5.DÜNYA’DA VE TÜRKİYE’DE SÜT VE SÜT ÜRÜNLERİ ÜRETİMİ 5.1.Dünya’da Süt ve Süt Ürünleri Üretimi

Dünya Süt üretiminin %83’ünü İnek sütü, %14’ünü manda sütü, %2’sini keçi sütü ve %1’ini koyun sütü oluşturmaktadır. Süt üretiminde dünya ülkelerinin büyüme oranı düşüktür. Büyüme oranı en düşük Asya kıtasında görülmektedir. Bu duruma en çok katkıda bulunan ülke Güney Afrika’dır.

Dünya süt üretiminde AB % 20,5’lik üretim payı ile ilk sırada yer alırken Hindistan %20,0 ile ikinci sırada yer almaktadır. Dünyanın en büyük süt üreticisi olan AB üretimi 2016 yılında %2,19 (yaklaşık 3.6 milyon ton) azalışla 163 milyon tona düşerken ikinci en büyük üretici olan Hindistan’ın 2016 yılı üretimi %2,38 (3.7 milyon ton) artışla 156 milyon ton olmuştur.
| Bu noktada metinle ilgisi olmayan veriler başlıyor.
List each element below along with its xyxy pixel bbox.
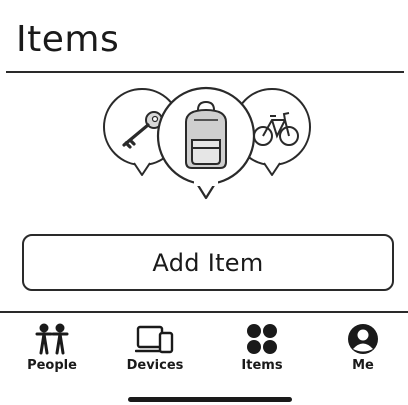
tab-people[interactable]: People xyxy=(12,313,92,381)
tab-me[interactable]: Me xyxy=(323,313,403,381)
tab-devices[interactable]: Devices xyxy=(115,313,195,381)
tab-items-label: Items xyxy=(241,358,283,373)
tab-people-label: People xyxy=(27,358,77,373)
item-illustration xyxy=(98,80,314,204)
tab-items[interactable]: Items xyxy=(222,313,302,381)
add-item-button[interactable]: Add Item xyxy=(22,234,394,291)
person-circle-icon xyxy=(347,322,379,356)
items-grid-icon xyxy=(245,322,279,356)
tab-devices-label: Devices xyxy=(126,358,184,373)
devices-icon xyxy=(135,322,175,356)
add-item-label: Add Item xyxy=(152,248,264,277)
tab-me-label: Me xyxy=(352,358,374,373)
backpack-icon xyxy=(185,100,227,169)
header-divider xyxy=(6,71,404,73)
home-indicator[interactable] xyxy=(128,397,292,402)
page-title: Items xyxy=(16,19,120,60)
tab-bar: People Devices Items Me xyxy=(0,313,408,385)
people-icon xyxy=(34,322,70,356)
backpack-bubble xyxy=(156,86,256,200)
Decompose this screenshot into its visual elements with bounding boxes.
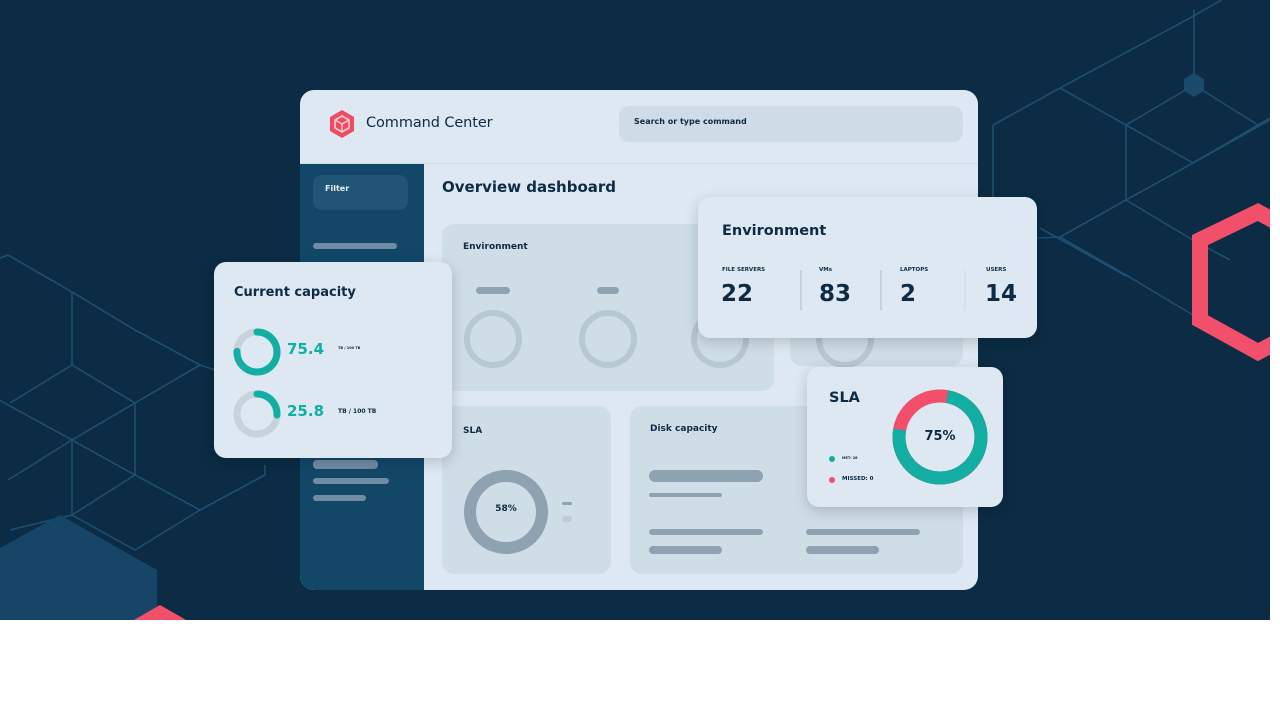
stat-label: VMs <box>819 267 833 273</box>
search-placeholder: Search or type command <box>634 117 747 126</box>
divider <box>964 270 966 310</box>
sidebar-item-placeholder[interactable] <box>313 478 389 484</box>
capacity-unit: TB / 100 TB <box>338 346 361 350</box>
small-hexagon-icon <box>1184 73 1204 97</box>
bar-placeholder <box>649 493 722 497</box>
bar-placeholder <box>806 529 920 535</box>
label-placeholder <box>597 287 619 294</box>
filled-hexagon-decoration <box>0 515 157 620</box>
sla-card: SLA 75% MET: 28 MISSED: 0 <box>807 367 1003 507</box>
stat-value: 22 <box>721 281 754 307</box>
capacity-value: 75.4 <box>287 340 325 358</box>
filter-label: Filter <box>325 184 350 193</box>
capacity-ring <box>233 328 281 376</box>
capacity-value: 25.8 <box>287 402 325 420</box>
ring-placeholder <box>464 310 522 368</box>
legend-met: MET: 28 <box>842 456 858 460</box>
divider <box>880 270 882 310</box>
sla-card-value: 75% <box>924 429 956 444</box>
environment-card: Environment FILE SERVERS 22 VMs 83 LAPTO… <box>698 197 1037 338</box>
bar-placeholder <box>649 529 763 535</box>
capacity-card-title: Current capacity <box>234 285 356 300</box>
bar-placeholder <box>649 546 722 554</box>
legend-dot-met <box>829 456 835 462</box>
legend-placeholder <box>562 516 572 522</box>
divider <box>800 270 802 310</box>
search-input[interactable]: Search or type command <box>619 106 963 142</box>
stat-value: 14 <box>985 281 1018 307</box>
sidebar-item-placeholder[interactable] <box>313 460 378 469</box>
legend-placeholder <box>562 502 572 505</box>
stat-value: 83 <box>819 281 852 307</box>
ring-placeholder <box>579 310 637 368</box>
bar-placeholder <box>806 546 879 554</box>
top-bar: Command Center Search or type command <box>300 90 978 164</box>
stat-label: LAPTOPS <box>900 267 929 273</box>
label-placeholder <box>476 287 510 294</box>
legend-dot-missed <box>829 477 835 483</box>
stat-value: 2 <box>900 281 917 307</box>
filter-button[interactable]: Filter <box>313 175 408 210</box>
cube-hexagon-icon <box>330 110 354 138</box>
page-title: Overview dashboard <box>442 178 617 196</box>
sidebar-item-placeholder[interactable] <box>313 243 397 249</box>
stat-label: FILE SERVERS <box>722 267 766 273</box>
current-capacity-card: Current capacity 75.4 TB / 100 TB 25.8 T… <box>214 262 452 458</box>
capacity-ring <box>233 390 281 438</box>
environment-panel-title: Environment <box>463 242 528 252</box>
bar-placeholder <box>649 470 763 482</box>
app-title: Command Center <box>366 115 493 131</box>
red-hexagon-outline <box>1192 203 1270 362</box>
sla-panel: SLA 58% <box>442 406 611 574</box>
capacity-unit: TB / 100 TB <box>338 408 377 415</box>
sla-panel-value: 58% <box>495 504 517 514</box>
legend-missed: MISSED: 0 <box>842 476 874 482</box>
sidebar-item-placeholder[interactable] <box>313 495 366 501</box>
disk-capacity-title: Disk capacity <box>650 424 718 434</box>
sla-panel-title: SLA <box>463 426 483 436</box>
sla-card-title: SLA <box>829 390 860 406</box>
stat-label: USERS <box>986 267 1007 273</box>
environment-card-title: Environment <box>722 223 827 239</box>
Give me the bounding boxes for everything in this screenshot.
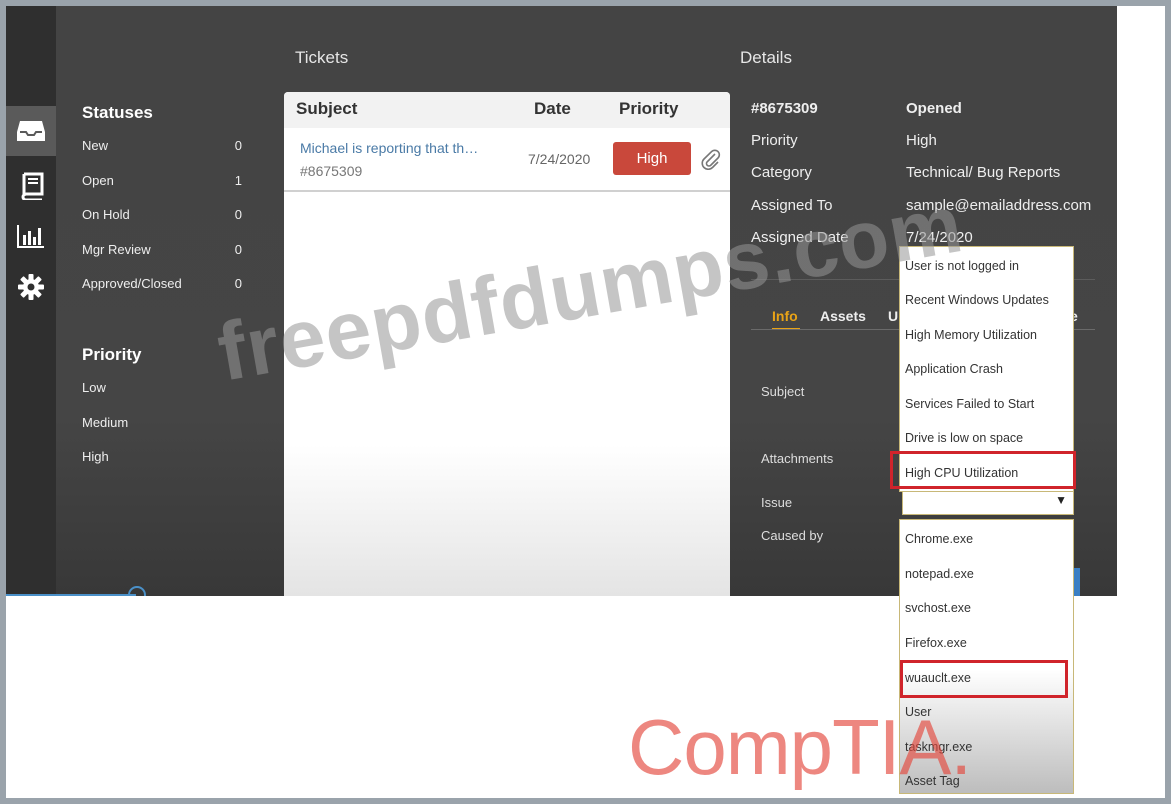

FAOSTAT verilerine göre, 2016 yılında dünya inek sütü üretimi önceki yıla göre %1,14 oranında düşerek 659 milyon ton olmuştur. Dünya inek sütü üretiminin %62’si AB, ABD, Hindistan ve Çin tarafından sağlanmıştır. Türkiye ise dünya üretiminde %2,55’lik payı ile 10. sırada yer almaktadır.

OECD/FAO 2014-2023 Yılları tahminlerine göre; gelişmekte olan ülkeler, önümüzdeki 10 yıl içerisinde süt üretiminin gelişiminin yıllık %2,0 olacağı tahmin edilmekle birlikte bu oran son 10 yıl içerisinde başarıyla gerçekleşmiş %2,2’lik artışın altında olacağı düşünülmektedir. Önümüzdeki yıllarda Hindistan, Amerika’yı geçerek en büyük süt üreticisi haline gelecektir. Hindistan’da toplam süt üretiminin büyük bir kısımı taze olarak tüketilmekte, sadece küçük bir bölümü işlenmektedir.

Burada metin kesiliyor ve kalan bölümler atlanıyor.